Objecting the Limitation
CIA Director Michael Hayden has objected to limiting the CIA to military methods, saying the CIA was not consulted on the 19 approved techniques and they do not encompass all lawful, non-abusive methods of interrogation. For example, sleep deprivation is not mentioned in the manual.
The CIA says it has held and interrogated fewer than 100 detainees.

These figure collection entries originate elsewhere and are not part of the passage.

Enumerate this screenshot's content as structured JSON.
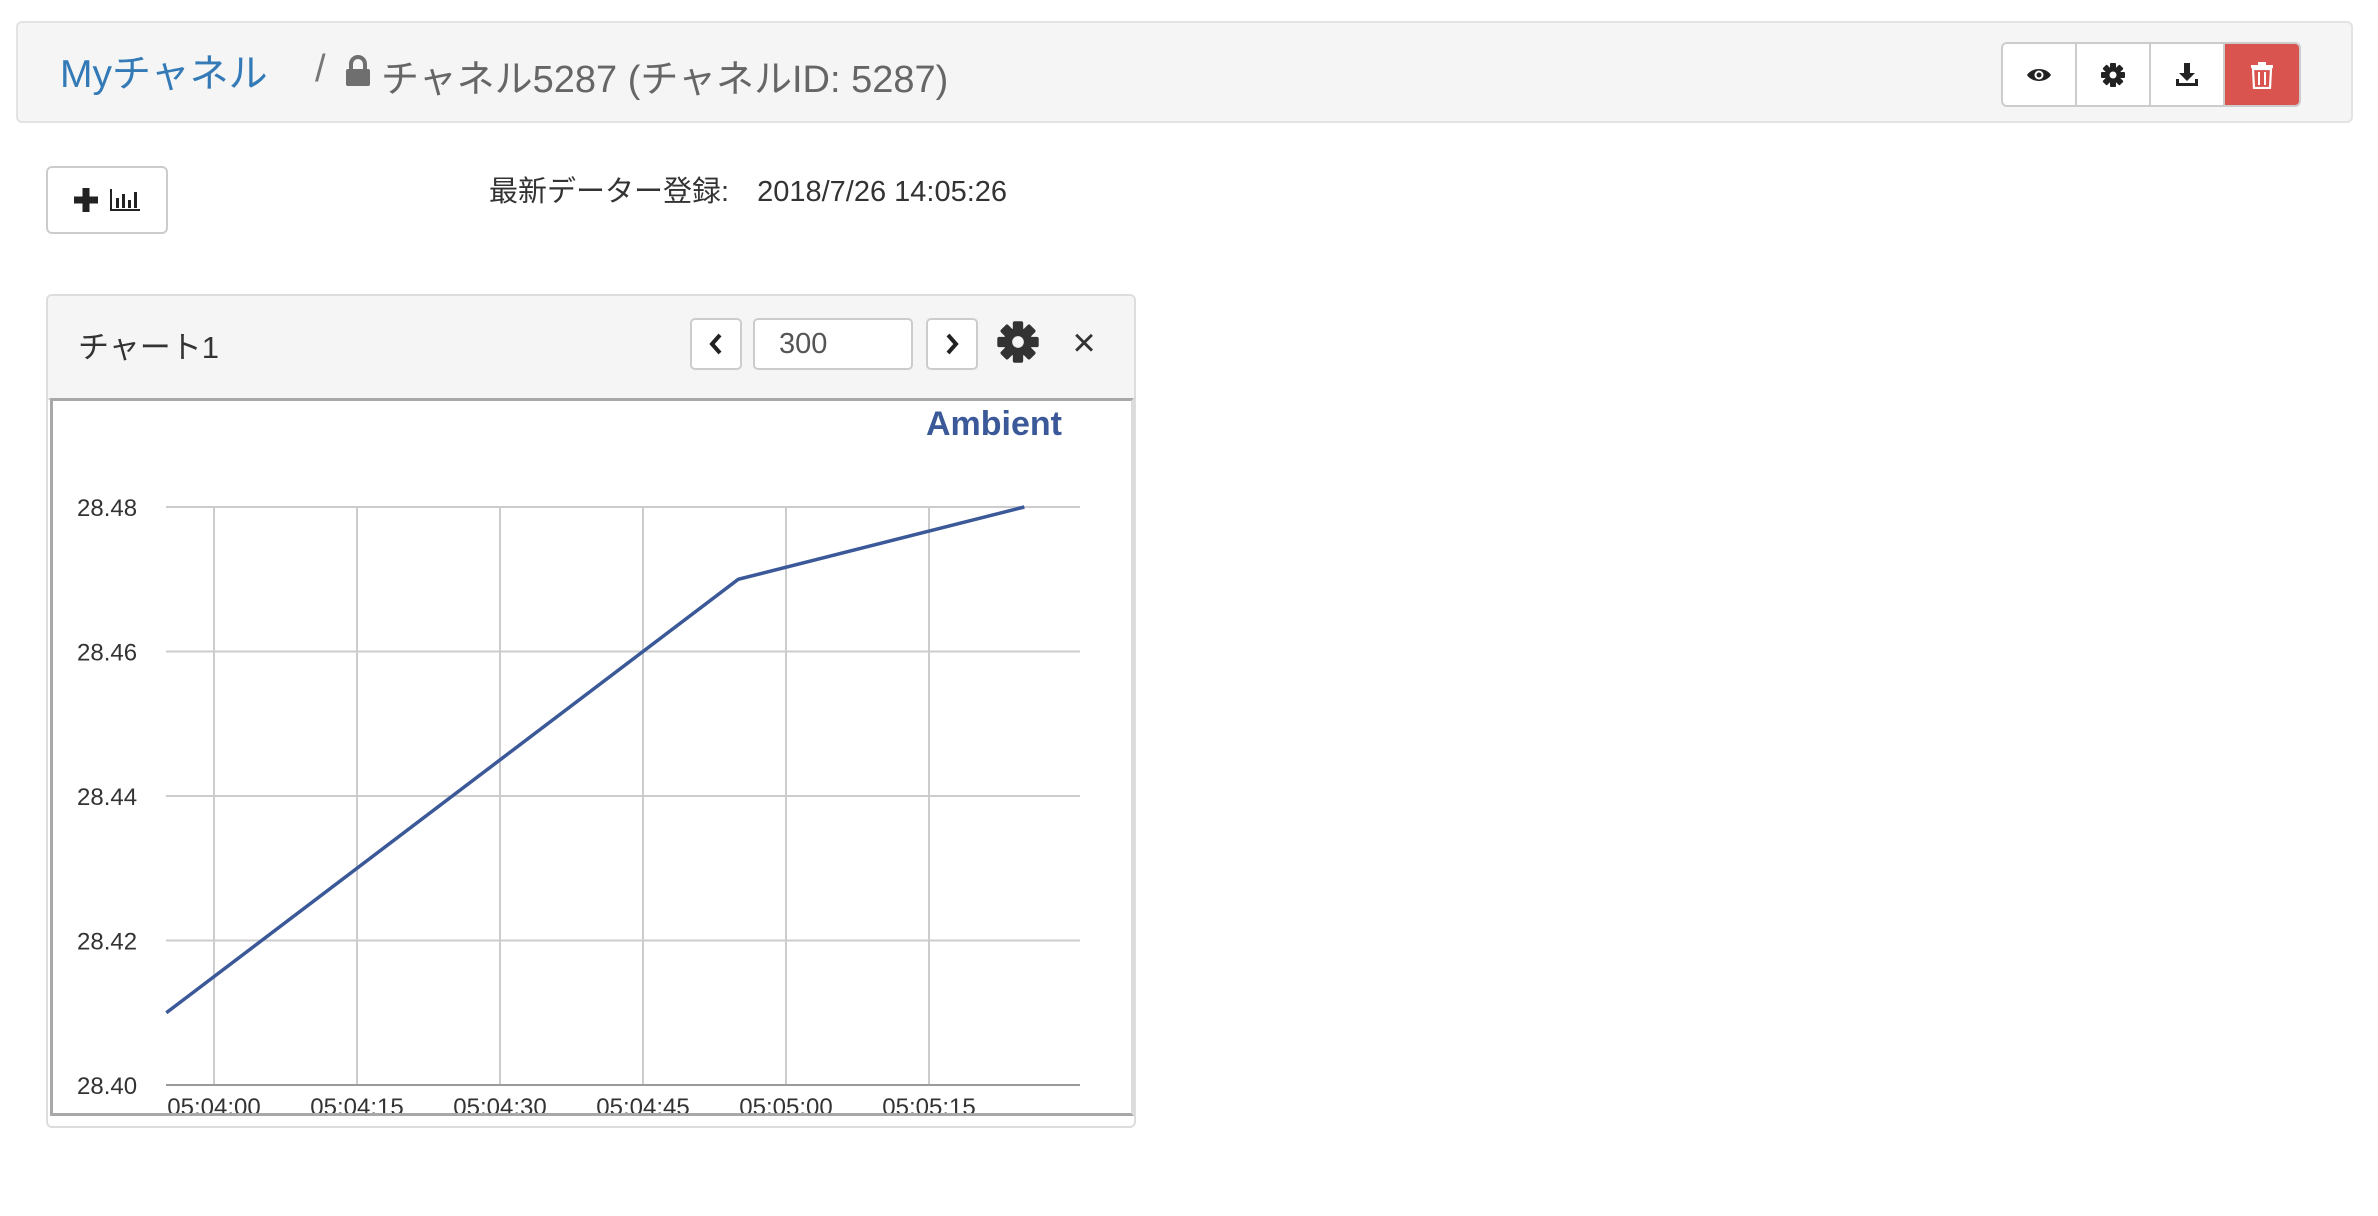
{
  "header": {
    "root_link": "Myチャネル",
    "separator": "/",
    "current": "チャネル5287 (チャネルID: 5287)",
    "buttons": [
      {
        "icon": "eye-icon"
      },
      {
        "icon": "gear-icon"
      },
      {
        "icon": "download-icon"
      },
      {
        "icon": "trash-icon",
        "color": "#d9534f"
      }
    ]
  },
  "toolbar": {
    "add_chart_icons": [
      "plus-icon",
      "bar-chart-icon"
    ]
  },
  "latest_data": {
    "label": "最新データー登録:",
    "value": "2018/7/26 14:05:26"
  },
  "chart_panel": {
    "title": "チャート1",
    "count_value": "300",
    "prev_icon": "chevron-left-icon",
    "next_icon": "chevron-right-icon",
    "settings_icon": "gear-icon",
    "close_glyph": "×"
  },
  "chart_data": {
    "type": "line",
    "brand": "Ambient",
    "x_ticks": [
      "05:04:00",
      "05:04:15",
      "05:04:30",
      "05:04:45",
      "05:05:00",
      "05:05:15"
    ],
    "y_ticks": [
      "28.48",
      "28.46",
      "28.44",
      "28.42",
      "28.40"
    ],
    "ylim": [
      28.4,
      28.48
    ],
    "grid": true,
    "legend": "bottom",
    "series": [
      {
        "color": "#3b5998",
        "points": [
          {
            "t": "05:03:55",
            "y": 28.41
          },
          {
            "t": "05:04:55",
            "y": 28.47
          },
          {
            "t": "05:05:25",
            "y": 28.48
          }
        ]
      }
    ],
    "colors": {
      "line": "#3b5998",
      "grid": "#cccccc",
      "brand": "#3b5998"
    }
  }
}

It has used interrogation techniques on a third of them, according to Hayden.
Hayden told Congress this spring that the CIA waterboarded three prisoners in 2002 and 2003. In 2006 he ordered a halt to the practice in the wake of a Supreme Court decision and new laws on the treatment of US detainees.
Absent a law against it, waterboarding remains a possibility in future interrogations of terrorism suspects, as long as the president authorizes it after consulting with the attorney general and intelligence officials.
Warning Letter
A March 5 letter from the Justice Department to Congress makes clear the Bush administration has not defined which interrogation methods might violate the Geneva Convention’s bans on “outrages upon personal dignity,“ the Times said.
A senior Justice Department official, speaking on condition of anonymity, said of the classified information: “I certainly don’t want to suggest that if there’s a good purpose you can head off and humiliate someone.“
But, he said, “the fact that you are doing something for a legitimate security purpose would be relevant ... There are certainly things that can be insulting that would not raise to the level of an outrage on personal dignity.“
The Geneva Conventions prohibit humiliating and degrading treatment of prisoners.